I imagine most Canadian kids are apolitical. They don't have reasons to be engaged with the forces of good and evil that are everyday occurrences elsewhere around the planet. With immigrants from places like Somalia and Sudan arriving daily in Canada, though, that white-bread, idyllic Canadian world, while still a reality in most parts of the country, will change. Kids will learn about their classmates previous lives. They will listen to stories of torture, and wonder why this has to be. The world will close in on Canada, little by little.

I hope.

This way, young people can at least be aware of what it means to be Canadian. It is not about a flag or a puck or natural beauty. It is about what we have that everyone wants.

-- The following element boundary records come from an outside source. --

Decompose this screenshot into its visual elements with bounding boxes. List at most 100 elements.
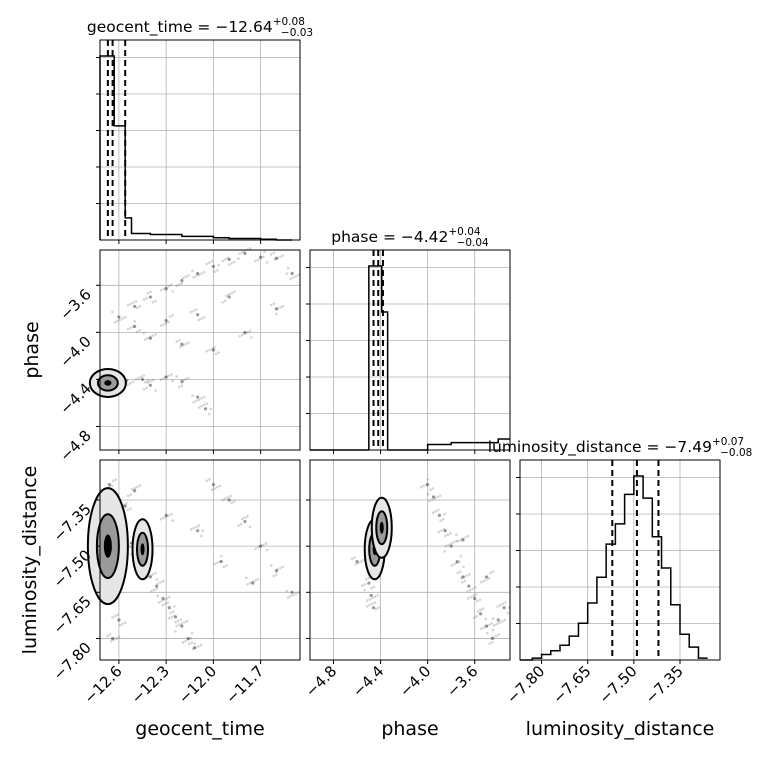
phase_vs_geocent_time-cloud-point: [137, 376, 140, 380]
phase-ytick-label-1: −4.4: [56, 380, 94, 418]
luminosity_distance_vs_geocent_time-cloud-point: [155, 578, 159, 581]
luminosity_distance_vs_phase-cloud-point: [478, 598, 482, 602]
luminosity_distance_vs_geocent_time-scatter-point: [274, 569, 278, 573]
luminosity_distance-xtick-label-0: −7.80: [503, 662, 548, 707]
phase_vs_geocent_time-cloud-point: [171, 290, 174, 293]
phase_vs_geocent_time-scatter-point: [133, 324, 137, 329]
phase_vs_geocent_time-cloud-point: [177, 385, 181, 389]
luminosity_distance_vs_phase-cloud-point: [475, 615, 478, 618]
luminosity_distance_vs_geocent_time-contour-inner: [136, 531, 150, 567]
luminosity_distance_vs_phase-cloud-point: [453, 562, 456, 566]
luminosity_distance-x-axis-label: luminosity_distance: [526, 718, 715, 740]
luminosity_distance_vs_phase-cloud-point: [487, 576, 491, 580]
phase_vs_geocent_time-cloud-point: [250, 336, 253, 339]
luminosity_distance_vs_geocent_time-cloud-point: [161, 579, 165, 583]
phase_vs_geocent_time-cloud-point: [265, 260, 269, 264]
luminosity_distance_vs_phase-cloud-point: [443, 550, 446, 553]
luminosity_distance_vs_geocent_time-cloud-point: [165, 597, 169, 600]
luminosity_distance_vs_phase-cloud-point: [468, 588, 472, 592]
luminosity_distance_vs_geocent_time-cloud-point: [248, 581, 252, 585]
luminosity_distance_vs_geocent_time-cloud-point: [189, 637, 193, 640]
phase_vs_geocent_time-cloud-point: [297, 273, 300, 277]
phase_vs_geocent_time-scatter-point: [203, 407, 208, 411]
luminosity_distance_vs_phase-cloud-point: [506, 611, 510, 615]
luminosity_distance_vs_phase-cloud-point: [449, 532, 452, 535]
phase_vs_geocent_time-scatter-point: [259, 255, 263, 259]
phase_vs_geocent_time-cloud-point: [248, 329, 252, 333]
phase_vs_geocent_time-cloud-point: [195, 274, 198, 278]
phase_vs_geocent_time-cloud-point: [210, 259, 214, 263]
phase_vs_geocent_time-cloud-point: [129, 381, 132, 385]
phase_vs_geocent_time-scatter-point: [180, 278, 184, 283]
phase_vs_geocent_time-scatter-point: [274, 256, 278, 260]
phase_vs_geocent_time-cloud-point: [134, 299, 138, 303]
phase_vs_geocent_time-density-core: [104, 380, 112, 386]
luminosity_distance_vs_geocent_time-cloud-point: [233, 500, 236, 503]
phase_vs_geocent_time-cloud-point: [281, 254, 285, 257]
luminosity_distance_vs_geocent_time-cloud-point: [221, 498, 224, 502]
phase_vs_geocent_time-cloud-point: [126, 303, 130, 307]
luminosity_distance_vs_geocent_time-cloud-point: [254, 547, 257, 551]
luminosity_distance_vs_phase-scatter-point: [367, 581, 371, 585]
luminosity_distance_vs_geocent_time-scatter-point: [211, 483, 215, 487]
luminosity_distance_vs_geocent_time-cloud-point: [115, 637, 118, 640]
phase_vs_geocent_time-cloud-point: [286, 267, 290, 270]
phase_vs_geocent_time-cloud-point: [138, 305, 142, 308]
luminosity_distance_vs_phase-cloud-point: [359, 560, 363, 563]
luminosity_distance_vs_geocent_time-cloud-point: [210, 488, 214, 492]
luminosity_distance_vs_geocent_time-cloud-point: [195, 525, 198, 529]
phase_vs_geocent_time-cloud-point: [230, 291, 234, 295]
luminosity_distance_vs_geocent_time-cloud-point: [171, 610, 175, 613]
luminosity_distance_vs_phase-cloud-point: [440, 529, 443, 533]
phase_vs_geocent_time-frame: [99, 249, 301, 451]
phase_vs_geocent_time-cloud-point: [214, 352, 218, 356]
phase_vs_geocent_time-cloud-point: [233, 260, 236, 264]
luminosity_distance_vs_geocent_time-scatter-point: [117, 618, 121, 622]
luminosity_distance_vs_geocent_time-scatter-point: [167, 606, 171, 610]
luminosity_distance_vs_phase-scatter-point: [461, 575, 465, 579]
luminosity_distance_vs_geocent_time-cloud-point: [175, 624, 178, 628]
luminosity_distance_vs_geocent_time-cloud-point: [218, 484, 222, 488]
luminosity_distance_vs_geocent_time-cloud-point: [138, 484, 142, 487]
phase_vs_geocent_time-cloud-point: [154, 389, 157, 392]
luminosity_distance_vs_geocent_time-cloud-point: [151, 573, 155, 576]
luminosity_distance_vs_geocent_time-cloud-point: [190, 641, 194, 644]
luminosity_distance_vs_geocent_time-cloud-point: [237, 524, 240, 527]
phase_vs_geocent_time-cloud-point: [195, 399, 198, 403]
phase_vs_geocent_time-cloud-point: [162, 287, 165, 291]
phase_vs_geocent_time-scatter-point: [227, 295, 231, 299]
phase_vs_geocent_time-cloud-point: [225, 294, 228, 298]
luminosity_distance_vs_geocent_time-cloud-point: [213, 487, 216, 490]
luminosity_distance_vs_phase-scatter-point: [473, 596, 477, 601]
phase_vs_geocent_time-cloud-point: [246, 331, 249, 334]
luminosity_distance_vs_geocent_time-density-core: [140, 543, 145, 556]
phase_vs_geocent_time-cloud-point: [142, 331, 146, 335]
phase-ytick-label-0: −4.8: [56, 427, 94, 465]
luminosity_distance_vs_geocent_time-cloud-point: [239, 522, 243, 526]
luminosity_distance_vs_geocent_time-cloud-point: [265, 548, 269, 552]
luminosity_distance_vs_phase-cloud-point: [449, 542, 453, 545]
luminosity_distance_vs_phase-cloud-point: [461, 580, 464, 584]
phase_vs_geocent_time-cloud-point: [221, 259, 224, 263]
luminosity_distance_vs_geocent_time-cloud-point: [152, 588, 156, 592]
luminosity_distance_vs_phase-scatter-point: [478, 612, 483, 616]
phase_vs_geocent_time-cloud-point: [177, 283, 181, 286]
phase_vs_geocent_time-cloud-point: [200, 397, 203, 400]
phase_vs_geocent_time-cloud-point: [205, 350, 209, 353]
luminosity_distance_vs_geocent_time-cloud-point: [187, 642, 191, 646]
luminosity_distance_vs_phase-cloud-point: [455, 539, 458, 543]
luminosity_distance_vs_geocent_time-cloud-point: [222, 565, 226, 569]
luminosity_distance_vs_geocent_time-scatter-point: [161, 596, 165, 601]
phase_vs_geocent_time-cloud-point: [217, 351, 220, 354]
luminosity_distance_vs_phase-cloud-point: [373, 601, 377, 604]
luminosity_distance_vs_phase-cloud-point: [458, 560, 461, 563]
luminosity_distance_vs_phase-cloud-point: [498, 603, 502, 607]
phase_vs_geocent_time-cloud-point: [269, 253, 273, 256]
phase_vs_geocent_time-scatter-point: [180, 342, 184, 346]
phase_vs_geocent_time-cloud-point: [118, 318, 122, 321]
geocent_time-xtick-label-2: −12.0: [175, 662, 220, 707]
phase_vs_geocent_time-cloud-point: [240, 333, 244, 337]
luminosity_distance-y-axis-label: luminosity_distance: [19, 466, 41, 655]
luminosity_distance_vs_geocent_time-cloud-point: [159, 517, 163, 521]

You won't find too many kids named 'Victory' in Canada. We haven't felt the need to give our children a name that will inspire them to relentlessly remember the goal of liberation, personal and national, that you must always strive for, despite the seemingly insurmountable odds that threaten to grind you down, day by day.

No, not many kids have to be named 'Victory' back home.

I don't know whether this is something to celebrate or worry about.